We then did two IUI procedures which did not work. So we jumped to IVF which requires more meds and,
gulp, my husband to give me daily injections. It was a very nerve-wracking and tense time in our relationship and after all that, our first attempt failed. We had to take a month off and then start all over again with the meds and the injections. During this time, I had a dream. I dreamt that two bear cubs had invaded our home and when we came downstairs, they were in the kitchen rummaging through the refrigerator and crawling on the counters. For some reason, I knew one was a boy and one was a girl. So when I woke up I just knew that when we did have children, even if it wasn't this cycle, we would have twins.

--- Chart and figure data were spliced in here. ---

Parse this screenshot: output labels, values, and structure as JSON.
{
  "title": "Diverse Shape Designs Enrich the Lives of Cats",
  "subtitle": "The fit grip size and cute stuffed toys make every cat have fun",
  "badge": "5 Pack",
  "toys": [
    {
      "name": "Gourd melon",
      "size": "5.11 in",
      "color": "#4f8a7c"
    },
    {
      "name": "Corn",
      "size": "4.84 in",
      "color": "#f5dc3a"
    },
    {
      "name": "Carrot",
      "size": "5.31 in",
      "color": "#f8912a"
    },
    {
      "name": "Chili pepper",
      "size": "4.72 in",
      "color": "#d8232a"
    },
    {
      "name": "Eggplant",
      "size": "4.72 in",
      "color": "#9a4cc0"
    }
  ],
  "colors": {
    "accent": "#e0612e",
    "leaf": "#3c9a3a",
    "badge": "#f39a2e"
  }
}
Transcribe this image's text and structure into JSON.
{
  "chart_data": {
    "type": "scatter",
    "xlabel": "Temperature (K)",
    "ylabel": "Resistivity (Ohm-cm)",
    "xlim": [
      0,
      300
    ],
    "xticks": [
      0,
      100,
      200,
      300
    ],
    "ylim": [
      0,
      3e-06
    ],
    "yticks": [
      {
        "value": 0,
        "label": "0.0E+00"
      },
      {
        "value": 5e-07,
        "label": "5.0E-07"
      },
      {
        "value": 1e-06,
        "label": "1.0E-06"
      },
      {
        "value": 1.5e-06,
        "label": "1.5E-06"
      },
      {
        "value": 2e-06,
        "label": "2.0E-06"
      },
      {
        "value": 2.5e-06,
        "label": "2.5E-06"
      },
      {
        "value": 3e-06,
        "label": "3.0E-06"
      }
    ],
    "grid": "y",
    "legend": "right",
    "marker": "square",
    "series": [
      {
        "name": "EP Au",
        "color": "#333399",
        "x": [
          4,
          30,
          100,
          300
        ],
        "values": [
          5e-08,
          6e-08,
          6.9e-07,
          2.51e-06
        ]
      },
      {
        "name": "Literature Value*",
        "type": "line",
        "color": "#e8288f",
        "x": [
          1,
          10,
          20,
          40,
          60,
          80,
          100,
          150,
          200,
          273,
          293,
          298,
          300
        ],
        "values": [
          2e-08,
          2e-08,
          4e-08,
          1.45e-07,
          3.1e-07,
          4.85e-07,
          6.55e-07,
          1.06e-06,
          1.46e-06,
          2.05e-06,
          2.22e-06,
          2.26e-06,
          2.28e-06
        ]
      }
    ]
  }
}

After the embryo transfer, we entered the two-week-wait where we would find out at the end of the two weeks if we were successful or not. I had a strong feeling we would be but I didn't want to jinx anything (yes, I am superstitious like that). When we had the transfer we were told we had three embryos growing. Two of them were of a quality they rarely see, 9 and 10 cells respectively and no fragmentation. Usually people have luck with 6-8 cell embryos so 9 and 10 were "superembryos" as the tech called them. On the way to work one day about 10 days after the transfer, while sitting in traffic, I just had this feeling come over me that I was pregnant. I cannot to this day explain it. I wasn't nauseous at all, I had no cramping, I just had this peaceful feeling all of a sudden that it worked. And it did.
(insert photos of my newborn boys here---having blogger difficulty!)
Happy 3rd Birthday, Aidan and Gavin!